Target deconvolution of the HDAC pharmacopoeia highlights MBLAC2 as a common off-target

This dataset contains the untargeted lipidomics data for the publication Lechner et al. 2022 "Target deconvolution of the HDAC pharmacopoeia  highlights MBLAC2 as a common off-target". The dataset has also been submitted to MetaboLight repository with ID "MTBLS3557". Please refer to the MetaboLight repository for the most up-to-date datasets.  Publication abstract: Histone deacetylase (HDAC) targeting drugs have entered the pharmacopoeia in the 2000s. However, some enigmatic phenotypes suggest off-target engagement. Here, we developed a quantitative chemical proteomics assay using immobilized HDAC inhibitors and mass spectrometry that we deployed to establish the target landscape of 53 drugs. The assay covers 9 of the 11 human zinc dependent HDACs, questions the reported selectivity of some widely-used molecules, notably for HDAC6, and delineates how the composition of HDAC complexes influences drug potency. Unexpectedly, metallo-beta-lactamase domain-containing protein 2 (MBLAC2) featured as a frequent off-target of hydroxamate drugs. This poorly characterized palmitoyl-CoA hydrolase is inhibited by 24 HDAC inhibitors at low nM potency. MBLAC2 enzymatic inhibition and knock down led to the accumulation of extracellular vesicles. Given the importance of extracellular vesicle biology in neurological diseases and cancer, this HDAC-independent drug effect may qualify MBLAC2 as a target for drug discovery.

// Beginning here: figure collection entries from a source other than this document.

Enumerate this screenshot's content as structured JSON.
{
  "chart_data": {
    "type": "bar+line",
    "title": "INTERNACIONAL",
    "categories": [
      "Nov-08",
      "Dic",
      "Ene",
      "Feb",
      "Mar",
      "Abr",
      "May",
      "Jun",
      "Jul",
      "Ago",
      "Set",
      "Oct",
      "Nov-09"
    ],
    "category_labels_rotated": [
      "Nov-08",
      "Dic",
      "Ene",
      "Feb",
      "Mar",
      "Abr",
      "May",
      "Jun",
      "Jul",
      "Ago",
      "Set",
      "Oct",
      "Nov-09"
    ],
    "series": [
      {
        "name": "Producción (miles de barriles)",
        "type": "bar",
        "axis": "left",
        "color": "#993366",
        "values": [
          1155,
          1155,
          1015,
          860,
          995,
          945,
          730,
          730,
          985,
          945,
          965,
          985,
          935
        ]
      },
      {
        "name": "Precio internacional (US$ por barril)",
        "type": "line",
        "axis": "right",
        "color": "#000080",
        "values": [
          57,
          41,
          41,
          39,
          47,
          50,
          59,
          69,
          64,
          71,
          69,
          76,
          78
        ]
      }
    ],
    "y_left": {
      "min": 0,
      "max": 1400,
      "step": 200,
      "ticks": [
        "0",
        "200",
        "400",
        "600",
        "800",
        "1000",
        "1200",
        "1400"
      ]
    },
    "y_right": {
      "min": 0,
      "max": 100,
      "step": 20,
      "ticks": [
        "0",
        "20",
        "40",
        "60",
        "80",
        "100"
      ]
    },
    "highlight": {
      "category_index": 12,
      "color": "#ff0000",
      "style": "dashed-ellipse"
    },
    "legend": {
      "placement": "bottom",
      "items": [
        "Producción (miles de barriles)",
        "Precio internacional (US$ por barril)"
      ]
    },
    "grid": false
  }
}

本数据集包含Lechner等人2022年发表的题为《HDAC药典靶点解析揭示MBLAC2为常见脱靶靶点》的研究中的非靶向脂质组学数据。该数据集已提交至MetaboLight数据库，编号为"MTBLS3557"，最新数据集请参阅MetaboLight数据库。 出版物摘要： 组蛋白去乙酰化酶（Histone deacetylase, HDAC）靶向药物已于21世纪初纳入药典。然而，部分不明表型提示药物存在脱靶结合现象。本研究开发了一种基于固定化HDAC抑制剂与质谱联用的定量化学蛋白质组学检测方法，用于系统绘制53种药物的靶点全景图谱。该检测方法覆盖了11种人类锌依赖型HDAC中的9种，对部分广泛使用药物（尤其是HDAC6抑制剂）的已报道选择性提出了质疑，并阐明了HDAC复合物组成如何影响药物效力。出乎意料的是，含金属β-内酰胺酶结构域蛋白2（metallo-beta-lactamase domain-containing protein 2, MBLAC2）被鉴定为羟肟酸类HDAC抑制剂的常见脱靶靶点。这种功能尚未被充分表征的棕榈酰辅酶A水解酶可被24种HDAC抑制剂以纳摩尔级低浓度抑制。MBLAC2的酶活性抑制与基因敲低均会引发细胞外囊泡蓄积。鉴于细胞外囊泡生物学在神经系统疾病与癌症中的重要性，这种不依赖HDAC的药物效应或可使MBLAC2成为药物研发的潜在靶点。